Across industries, research shows that most companies are still in the early stages of their cloud journey—approximately 20 percent according to Ovum. When cloud first began, it was all about renting compute power to help increase productivity and decrease costs. As the next chapter of cloud begins, the focus is all about taking a hybrid and multi-cloud approach to unlock real business value from data and drive new growth.
The media and entertainment industry is ripe for innovation in this next chapter of cloud.
The industry itself is no stranger to disruption. The rapidly changing nature of content creation and consumption means that content companies face unique challenges. In order to stay competitive, the speed at which companies must produce and distribute content is skyrocketing. This is met with rapidly evolving customer preferences and behaviors including unpredictable viewership spikes and expectations that content can be streamed on-demand in real-time via any device. Even the revenue models are shifting with subscription and advertising-based models being adopted to keep consumer costs low.
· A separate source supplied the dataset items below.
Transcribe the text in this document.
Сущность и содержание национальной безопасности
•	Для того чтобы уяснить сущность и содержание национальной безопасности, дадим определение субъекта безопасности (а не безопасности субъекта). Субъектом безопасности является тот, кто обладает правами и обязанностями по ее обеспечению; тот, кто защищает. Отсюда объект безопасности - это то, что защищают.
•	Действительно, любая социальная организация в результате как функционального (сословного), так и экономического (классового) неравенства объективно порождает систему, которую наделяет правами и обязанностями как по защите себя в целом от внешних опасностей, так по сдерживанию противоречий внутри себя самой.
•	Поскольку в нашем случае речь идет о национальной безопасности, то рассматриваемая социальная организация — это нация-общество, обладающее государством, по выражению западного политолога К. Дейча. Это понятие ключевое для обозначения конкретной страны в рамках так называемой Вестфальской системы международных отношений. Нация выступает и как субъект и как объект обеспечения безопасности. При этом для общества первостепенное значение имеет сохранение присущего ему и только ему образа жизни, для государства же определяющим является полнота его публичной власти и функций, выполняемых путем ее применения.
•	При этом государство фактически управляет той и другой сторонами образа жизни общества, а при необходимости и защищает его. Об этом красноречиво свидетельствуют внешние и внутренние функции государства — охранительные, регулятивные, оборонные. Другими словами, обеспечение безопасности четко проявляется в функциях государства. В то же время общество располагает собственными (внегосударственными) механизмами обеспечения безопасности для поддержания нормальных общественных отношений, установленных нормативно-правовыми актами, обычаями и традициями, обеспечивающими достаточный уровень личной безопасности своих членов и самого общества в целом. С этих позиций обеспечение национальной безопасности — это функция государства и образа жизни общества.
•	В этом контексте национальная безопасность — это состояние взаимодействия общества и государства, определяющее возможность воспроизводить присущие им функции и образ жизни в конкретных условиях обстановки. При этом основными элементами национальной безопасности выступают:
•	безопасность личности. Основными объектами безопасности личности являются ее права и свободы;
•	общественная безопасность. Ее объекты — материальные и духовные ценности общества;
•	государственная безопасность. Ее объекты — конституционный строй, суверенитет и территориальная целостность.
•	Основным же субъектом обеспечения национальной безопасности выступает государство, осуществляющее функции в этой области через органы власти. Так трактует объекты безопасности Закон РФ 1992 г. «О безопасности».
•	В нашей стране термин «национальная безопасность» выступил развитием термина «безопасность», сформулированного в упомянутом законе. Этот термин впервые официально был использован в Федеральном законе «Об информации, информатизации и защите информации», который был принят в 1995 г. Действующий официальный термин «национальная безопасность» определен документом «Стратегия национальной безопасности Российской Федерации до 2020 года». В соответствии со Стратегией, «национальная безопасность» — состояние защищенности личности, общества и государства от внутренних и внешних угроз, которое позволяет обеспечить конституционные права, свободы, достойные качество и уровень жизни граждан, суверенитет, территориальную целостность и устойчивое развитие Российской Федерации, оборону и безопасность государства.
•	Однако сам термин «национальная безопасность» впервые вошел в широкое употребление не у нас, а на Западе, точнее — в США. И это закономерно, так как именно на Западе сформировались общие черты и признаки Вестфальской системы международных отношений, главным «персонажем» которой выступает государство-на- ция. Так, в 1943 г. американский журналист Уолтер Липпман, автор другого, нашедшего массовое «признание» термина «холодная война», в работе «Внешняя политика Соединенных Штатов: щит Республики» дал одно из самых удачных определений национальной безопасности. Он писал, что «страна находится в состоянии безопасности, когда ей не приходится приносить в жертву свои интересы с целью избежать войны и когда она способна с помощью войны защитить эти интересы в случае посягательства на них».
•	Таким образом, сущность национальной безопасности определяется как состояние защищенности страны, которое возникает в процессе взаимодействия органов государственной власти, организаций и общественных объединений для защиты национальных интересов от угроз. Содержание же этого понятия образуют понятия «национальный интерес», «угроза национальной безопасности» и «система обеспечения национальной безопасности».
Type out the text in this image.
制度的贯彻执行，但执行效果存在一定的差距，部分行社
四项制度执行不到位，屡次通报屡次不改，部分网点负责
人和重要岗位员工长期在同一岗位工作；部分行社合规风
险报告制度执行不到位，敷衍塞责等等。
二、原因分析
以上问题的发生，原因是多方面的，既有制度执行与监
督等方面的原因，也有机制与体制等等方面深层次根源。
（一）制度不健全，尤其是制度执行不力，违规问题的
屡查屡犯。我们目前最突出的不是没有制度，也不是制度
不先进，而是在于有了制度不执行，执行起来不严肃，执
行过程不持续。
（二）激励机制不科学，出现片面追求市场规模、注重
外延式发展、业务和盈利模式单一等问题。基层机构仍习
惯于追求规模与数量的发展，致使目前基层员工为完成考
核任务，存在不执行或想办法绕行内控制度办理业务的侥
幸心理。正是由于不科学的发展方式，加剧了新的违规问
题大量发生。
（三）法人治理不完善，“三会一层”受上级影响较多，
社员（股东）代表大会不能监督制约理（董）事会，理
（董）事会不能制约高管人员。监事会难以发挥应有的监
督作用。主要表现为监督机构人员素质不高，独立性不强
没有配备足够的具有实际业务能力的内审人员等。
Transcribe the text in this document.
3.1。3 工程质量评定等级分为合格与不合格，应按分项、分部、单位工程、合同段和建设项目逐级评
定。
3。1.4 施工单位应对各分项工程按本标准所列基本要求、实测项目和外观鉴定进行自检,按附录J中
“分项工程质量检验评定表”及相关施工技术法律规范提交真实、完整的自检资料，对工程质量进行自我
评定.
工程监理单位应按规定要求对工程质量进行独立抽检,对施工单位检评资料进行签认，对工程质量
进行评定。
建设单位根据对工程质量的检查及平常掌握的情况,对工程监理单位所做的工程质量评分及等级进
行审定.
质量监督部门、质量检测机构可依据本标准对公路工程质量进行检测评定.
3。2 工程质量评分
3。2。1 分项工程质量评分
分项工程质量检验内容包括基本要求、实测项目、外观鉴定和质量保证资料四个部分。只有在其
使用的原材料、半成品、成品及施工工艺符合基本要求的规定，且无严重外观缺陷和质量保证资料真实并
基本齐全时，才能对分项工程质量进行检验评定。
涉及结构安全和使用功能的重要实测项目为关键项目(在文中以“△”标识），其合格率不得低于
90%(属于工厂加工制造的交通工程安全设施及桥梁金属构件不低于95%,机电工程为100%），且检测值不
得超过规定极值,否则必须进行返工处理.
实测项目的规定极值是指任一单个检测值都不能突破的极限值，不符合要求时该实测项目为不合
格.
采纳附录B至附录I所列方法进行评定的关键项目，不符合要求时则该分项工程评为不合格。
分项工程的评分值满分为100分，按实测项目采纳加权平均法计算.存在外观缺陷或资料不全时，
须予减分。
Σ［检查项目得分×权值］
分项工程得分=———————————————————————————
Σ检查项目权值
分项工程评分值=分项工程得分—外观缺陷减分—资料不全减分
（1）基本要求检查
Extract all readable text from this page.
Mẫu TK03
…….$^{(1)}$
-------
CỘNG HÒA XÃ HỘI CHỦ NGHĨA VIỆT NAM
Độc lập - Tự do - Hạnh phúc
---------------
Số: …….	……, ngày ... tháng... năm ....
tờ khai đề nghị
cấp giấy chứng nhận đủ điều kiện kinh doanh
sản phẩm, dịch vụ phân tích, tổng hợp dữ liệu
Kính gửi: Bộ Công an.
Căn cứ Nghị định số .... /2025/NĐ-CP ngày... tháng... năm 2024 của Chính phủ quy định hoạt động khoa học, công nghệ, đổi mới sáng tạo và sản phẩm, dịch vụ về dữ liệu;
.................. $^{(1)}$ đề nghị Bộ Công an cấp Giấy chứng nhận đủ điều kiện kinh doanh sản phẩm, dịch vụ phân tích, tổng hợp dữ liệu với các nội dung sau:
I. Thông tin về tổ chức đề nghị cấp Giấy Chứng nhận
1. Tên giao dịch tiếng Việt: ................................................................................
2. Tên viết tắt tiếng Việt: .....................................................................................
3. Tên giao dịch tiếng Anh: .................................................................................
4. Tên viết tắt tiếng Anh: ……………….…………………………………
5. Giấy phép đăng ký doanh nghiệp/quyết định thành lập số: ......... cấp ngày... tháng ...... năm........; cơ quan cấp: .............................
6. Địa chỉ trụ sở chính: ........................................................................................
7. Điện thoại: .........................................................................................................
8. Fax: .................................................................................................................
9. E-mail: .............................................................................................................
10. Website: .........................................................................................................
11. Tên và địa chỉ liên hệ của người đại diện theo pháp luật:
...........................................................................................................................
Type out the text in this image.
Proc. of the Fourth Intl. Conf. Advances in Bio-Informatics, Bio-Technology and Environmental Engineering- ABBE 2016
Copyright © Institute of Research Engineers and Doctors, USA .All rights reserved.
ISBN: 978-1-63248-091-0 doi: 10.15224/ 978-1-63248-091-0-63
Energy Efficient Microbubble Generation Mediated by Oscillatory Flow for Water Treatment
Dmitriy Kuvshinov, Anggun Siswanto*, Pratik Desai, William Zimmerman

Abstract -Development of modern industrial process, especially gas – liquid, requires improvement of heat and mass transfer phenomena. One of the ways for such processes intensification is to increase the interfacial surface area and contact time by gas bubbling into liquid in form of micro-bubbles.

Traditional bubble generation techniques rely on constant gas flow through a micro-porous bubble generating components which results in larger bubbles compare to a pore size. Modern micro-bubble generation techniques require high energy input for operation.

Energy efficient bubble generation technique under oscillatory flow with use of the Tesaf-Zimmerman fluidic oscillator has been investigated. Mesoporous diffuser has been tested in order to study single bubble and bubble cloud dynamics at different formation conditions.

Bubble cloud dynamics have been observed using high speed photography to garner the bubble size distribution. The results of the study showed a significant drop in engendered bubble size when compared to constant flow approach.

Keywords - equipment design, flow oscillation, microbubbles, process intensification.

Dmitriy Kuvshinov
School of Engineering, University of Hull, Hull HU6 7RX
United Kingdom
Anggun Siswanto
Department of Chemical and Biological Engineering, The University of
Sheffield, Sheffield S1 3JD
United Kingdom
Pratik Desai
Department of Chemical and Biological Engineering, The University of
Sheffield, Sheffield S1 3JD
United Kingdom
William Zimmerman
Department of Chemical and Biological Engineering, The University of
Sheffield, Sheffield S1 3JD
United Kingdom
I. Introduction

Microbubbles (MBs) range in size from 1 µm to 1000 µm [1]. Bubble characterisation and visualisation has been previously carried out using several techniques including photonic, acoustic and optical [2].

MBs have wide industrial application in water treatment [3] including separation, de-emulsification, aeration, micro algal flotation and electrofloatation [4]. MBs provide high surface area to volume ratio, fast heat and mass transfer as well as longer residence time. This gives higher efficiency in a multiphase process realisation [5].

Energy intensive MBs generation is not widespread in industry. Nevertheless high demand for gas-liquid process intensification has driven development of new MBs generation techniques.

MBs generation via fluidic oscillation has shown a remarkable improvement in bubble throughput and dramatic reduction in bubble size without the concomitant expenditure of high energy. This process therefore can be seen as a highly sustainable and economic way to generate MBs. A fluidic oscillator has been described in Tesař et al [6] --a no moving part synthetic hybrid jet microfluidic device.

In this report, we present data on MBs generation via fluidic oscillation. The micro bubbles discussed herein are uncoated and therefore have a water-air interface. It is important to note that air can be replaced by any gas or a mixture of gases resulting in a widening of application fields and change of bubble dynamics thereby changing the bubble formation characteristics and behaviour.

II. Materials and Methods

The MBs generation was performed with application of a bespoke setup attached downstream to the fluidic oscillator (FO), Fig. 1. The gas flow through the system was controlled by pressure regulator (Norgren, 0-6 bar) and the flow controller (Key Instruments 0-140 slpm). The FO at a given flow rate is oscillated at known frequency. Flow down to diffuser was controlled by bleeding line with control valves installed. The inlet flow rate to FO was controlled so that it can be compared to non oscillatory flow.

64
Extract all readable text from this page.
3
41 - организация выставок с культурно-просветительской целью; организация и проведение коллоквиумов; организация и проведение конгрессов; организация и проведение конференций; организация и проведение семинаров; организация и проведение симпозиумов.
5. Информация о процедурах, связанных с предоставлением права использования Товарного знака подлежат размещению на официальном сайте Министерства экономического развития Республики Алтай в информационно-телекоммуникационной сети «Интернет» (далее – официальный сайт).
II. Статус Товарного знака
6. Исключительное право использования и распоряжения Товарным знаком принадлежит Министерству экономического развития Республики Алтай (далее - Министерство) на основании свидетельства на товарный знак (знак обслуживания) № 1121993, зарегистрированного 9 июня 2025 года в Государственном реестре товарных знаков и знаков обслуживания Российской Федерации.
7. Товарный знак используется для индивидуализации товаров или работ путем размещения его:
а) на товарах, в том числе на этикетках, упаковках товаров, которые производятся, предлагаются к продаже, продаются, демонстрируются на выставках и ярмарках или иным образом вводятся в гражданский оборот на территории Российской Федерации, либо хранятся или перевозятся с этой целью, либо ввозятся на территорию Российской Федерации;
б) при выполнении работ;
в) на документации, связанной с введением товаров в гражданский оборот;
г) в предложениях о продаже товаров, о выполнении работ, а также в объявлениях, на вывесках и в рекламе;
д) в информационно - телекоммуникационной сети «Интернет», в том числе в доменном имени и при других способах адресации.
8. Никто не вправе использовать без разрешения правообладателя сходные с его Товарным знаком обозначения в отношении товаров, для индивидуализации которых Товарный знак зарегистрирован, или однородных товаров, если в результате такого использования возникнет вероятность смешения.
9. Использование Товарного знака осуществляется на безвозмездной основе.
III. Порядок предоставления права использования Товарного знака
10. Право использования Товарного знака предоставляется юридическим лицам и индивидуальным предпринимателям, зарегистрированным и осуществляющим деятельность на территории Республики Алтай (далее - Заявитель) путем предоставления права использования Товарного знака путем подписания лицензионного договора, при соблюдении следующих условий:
A recent survey, for example, found that U.S. consumers use Netflix to watch video content more than any other platform, leaving other cable and broadcast providers scrambling for new ways to attract viewer attention and gain market share.
For these companies, the cloud is about more than just infrastructure-as-a-service. The real opportunity will be leveraging the cloud to rethink how they deliver new, interactive and highly personalized experiences to consumers.
For example, new cloud-based video, data and AI tools enable content providers to produce and deliver user-focused programming and fan experiences tied to popular television shows and sporting events. The result: harnessing their data to deliver specialized content that offers fans a more intimate connection with their favorite shows anytime, anywhere.
The breakout success of the USA Network’s "Mr. Robot," for example, inspired the network to launch the "Mr. Robot Digital After Show," hosted by The Verge. The "After Show" is a livestream that immediately follows each episode, allowing fans to discuss what happened, hear from some of the actors and learn about hidden messages they might have missed.
The network turned to the cloud to run the very popular "After Show’s" livestream as a way of keeping its popular "Mr. Robot" property top-of-mind while also rewarding loyal viewers. By adopting cloud, USA Networks could focus their efforts on providing innovative, real-time content as opposed to focusing on the reliability of the infrastructure, according to the network.
USA Network’s efforts with its prized "Mr. Robot" brand are only a taste of what’s to come for media companies as they take a more open and strategic view of the cloud.
Fox Sports turned to the cloud last year to give sports fans a glimpse of the future. The broadcaster’s FIFA 2018 World Cup coverage relied on a collaboration across multiple network properties and programming with the help of artificially intelligent software. The broadcaster tapped IBM Watson Media’s cloud-based specialized AI video technology to quickly classify, edit and access game highlights in near real-time, despite the production team sitting thousands of miles away in Los Angeles.
Fox Sports and Watson Media also launched The Highlight Machine, an interactive online site that allowed fans to browse FIFA’s archive of past matches and create custom highlights—by year, team, player, match and play type—from both historic footage and content from the 2018 tournament.
These are just a few examples of how the cloud can help companies differentiate and keep their content competitive. Adopting a hybrid multi-cloud strategy is already enabling companies to connect, integrate, synthesize data—regardless of where it resides—and then activate those insights across content offerings, ad products and user relationships. This is just a taste of what’s to come as the next wave of cloud computing helps to drive transformation in the media and entertainment industry.